The Road to General Artificial Intelligence: Which Problem Will Be Solved First, General Computer Vision or General Natural Language Processing?

Introduction to General Artificial Intelligence

The quest for general artificial intelligence (AGI) has intrigued scientists and researchers for decades. AGI is the type of artificial intelligence that can carry out any intellectual task that a human being can. Two critical domains in this quest are computer vision and natural language processing (NLP). As of now, both of these technologies are far from achieving the level of intelligence that most AGI enthusiasts hope to see. However, in this exploration, we’ll delve into which problem might be solved first, or if both are intertwined to the extent that they will be solved simultaneously.

Human-Centric Aspects of Computer Vision and NLP

Computer vision and NLP are deeply rooted in human-centric constructs.

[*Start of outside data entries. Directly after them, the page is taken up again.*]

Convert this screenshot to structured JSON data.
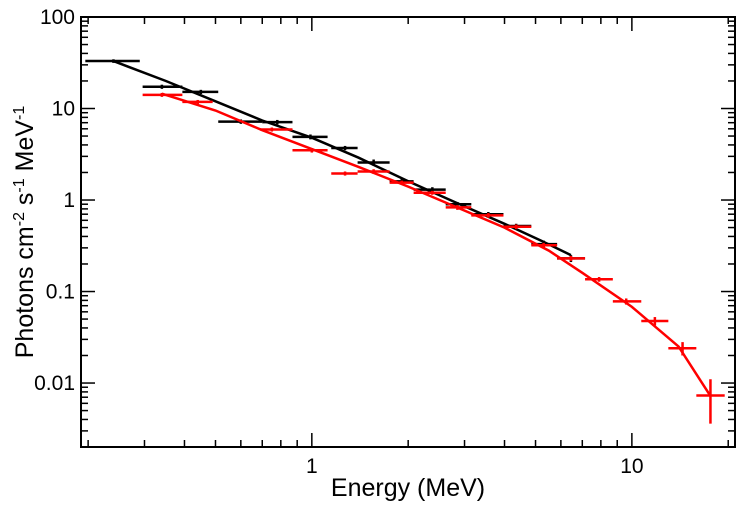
{
  "chart_data": {
    "type": "errorbar",
    "log_x": true,
    "log_y": true,
    "xlabel": "Energy (MeV)",
    "ylabel": [
      {
        "text": "Photons cm"
      },
      {
        "sup": "-2"
      },
      {
        "text": " s"
      },
      {
        "sup": "-1"
      },
      {
        "text": " MeV"
      },
      {
        "sup": "-1"
      }
    ],
    "xlim": [
      0.19,
      21
    ],
    "ylim": [
      0.002,
      100
    ],
    "xticks": [
      1,
      10
    ],
    "yticks": [
      0.01,
      0.1,
      1,
      10,
      100
    ],
    "series": [
      {
        "color": "#000000",
        "x": [
          0.24,
          0.34,
          0.45,
          0.6,
          0.78,
          0.99,
          1.27,
          1.56,
          1.91,
          2.38,
          2.85,
          3.56,
          4.35,
          5.3,
          6.45
        ],
        "x_low": [
          0.196,
          0.296,
          0.394,
          0.51,
          0.7,
          0.87,
          1.15,
          1.39,
          1.75,
          2.08,
          2.62,
          3.15,
          3.97,
          4.85,
          5.84
        ],
        "x_high": [
          0.29,
          0.394,
          0.51,
          0.7,
          0.87,
          1.12,
          1.39,
          1.75,
          2.08,
          2.62,
          3.15,
          3.97,
          4.85,
          5.84,
          7.14
        ],
        "values": [
          33,
          17.3,
          15.2,
          7.2,
          7.1,
          4.9,
          3.7,
          2.57,
          1.6,
          1.3,
          0.9,
          0.7,
          0.52,
          0.33,
          0.23
        ],
        "y_err": [
          1.5,
          0.9,
          0.8,
          0.4,
          0.4,
          0.3,
          0.2,
          0.2,
          0.1,
          0.08,
          0.05,
          0.04,
          0.03,
          0.03,
          0.02
        ],
        "model_x": [
          0.24,
          0.35,
          0.5,
          0.7,
          1,
          1.4,
          2,
          2.8,
          4,
          5.2,
          6.45
        ],
        "model_y": [
          33,
          20,
          12,
          7.4,
          4.8,
          2.9,
          1.6,
          0.95,
          0.55,
          0.36,
          0.25
        ]
      },
      {
        "color": "#ff0000",
        "x": [
          0.34,
          0.44,
          0.75,
          1.0,
          1.27,
          1.56,
          1.91,
          2.38,
          2.85,
          3.56,
          4.35,
          5.3,
          6.45,
          7.9,
          9.6,
          11.8,
          14.4,
          17.6
        ],
        "x_low": [
          0.296,
          0.394,
          0.69,
          0.87,
          1.15,
          1.39,
          1.75,
          2.08,
          2.62,
          3.15,
          3.97,
          4.85,
          5.84,
          7.14,
          8.72,
          10.7,
          13.0,
          15.9
        ],
        "x_high": [
          0.394,
          0.49,
          0.87,
          1.12,
          1.39,
          1.75,
          2.08,
          2.62,
          3.15,
          3.97,
          4.85,
          5.84,
          7.14,
          8.72,
          10.7,
          13.0,
          15.9,
          19.5
        ],
        "values": [
          14.1,
          11.8,
          5.9,
          3.5,
          1.95,
          2.05,
          1.55,
          1.2,
          0.83,
          0.68,
          0.51,
          0.32,
          0.23,
          0.136,
          0.078,
          0.0476,
          0.024,
          0.0073
        ],
        "y_err": [
          0.7,
          0.6,
          0.3,
          0.2,
          0.1,
          0.12,
          0.08,
          0.06,
          0.05,
          0.04,
          0.03,
          0.02,
          0.015,
          0.008,
          0.006,
          0.005,
          0.004,
          0.0037
        ],
        "model_x": [
          0.34,
          0.5,
          0.7,
          1,
          1.4,
          2,
          2.8,
          4,
          5.5,
          7,
          10,
          14,
          17.6
        ],
        "model_y": [
          14.5,
          9.5,
          5.8,
          3.6,
          2.3,
          1.4,
          0.85,
          0.5,
          0.28,
          0.16,
          0.068,
          0.025,
          0.0072
        ]
      }
    ]
  }
}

A sentient being might have a “vision” that perceives electromagnetic waves beyond the visible spectrum and a symbolic system distinct from human languages to represent the world. Therefore, neither computer vision nor current NLP technologies are prerequisites for achieving generalized artificial intelligence.

However, if we were to create intelligence the human way, i.e., by mimicking human visual and linguistic abilities, both computer vision and NLP need to advance significantly. A blind person cannot comprehend descriptions of visually rich objects, and a person who can see but lacks the ability to read or write will struggle to understand human conversations. This interplay between sensory inputs and cognitive processing highlights the importance of both domains.

Interdependence of Computer Vision and NLP

Computer vision and NLP are not standalone technologies but rather parts of a broader system that models and understands the world. Both involve the process of modeling the world, which includes understanding objects, entities, actions, and concepts. While computer vision focuses on the static and dynamic aspects of the world, NLP delves into textual and symbolic representations. The two domains are interconnected; understanding one enhances the other.

For instance, computer vision in static scenes focuses on objects, but in dynamic scenes, it involves modeling time, actions, and causality. Similarly, the world can be described through text, and visual elements can influence meaning. Both domains have overlapping processing stages that are fundamental to their capabilities.

Abstraction and Complexity

One key aspect that differs between NLP and computer vision is abstraction. NLP can handle pure abstraction more easily than computer vision, which focuses on concrete visual cues. This difference might suggest that computer vision could be solved first, as it deals with more concrete representations. However, understanding physical views over time may require an understanding of causality and abstraction. Therefore, the notion that vision might be solved first is not entirely straightforward.

Both domains are likely to see advancements in the same time frame, with each domain influencing the other. Effective approaches to both—computer vision and NLP—will emerge simultaneously. This interplay between sensory perception and cognitive understanding underscores the complex interdependence of these technologies in the pursuit of general artificial intelligence.

Conclusion

The journey towards general artificial intelligence involves intricate challenges in both computer vision and natural language processing. While these fields are distinct, they are deeply intertwined. Both will need to evolve extensively to achieve AGI. As researchers continue to push the boundaries in both domains, the solutions to these problems will likely converge in an integrated approach. The path forward remains exciting and full of possibilities for the future of AI.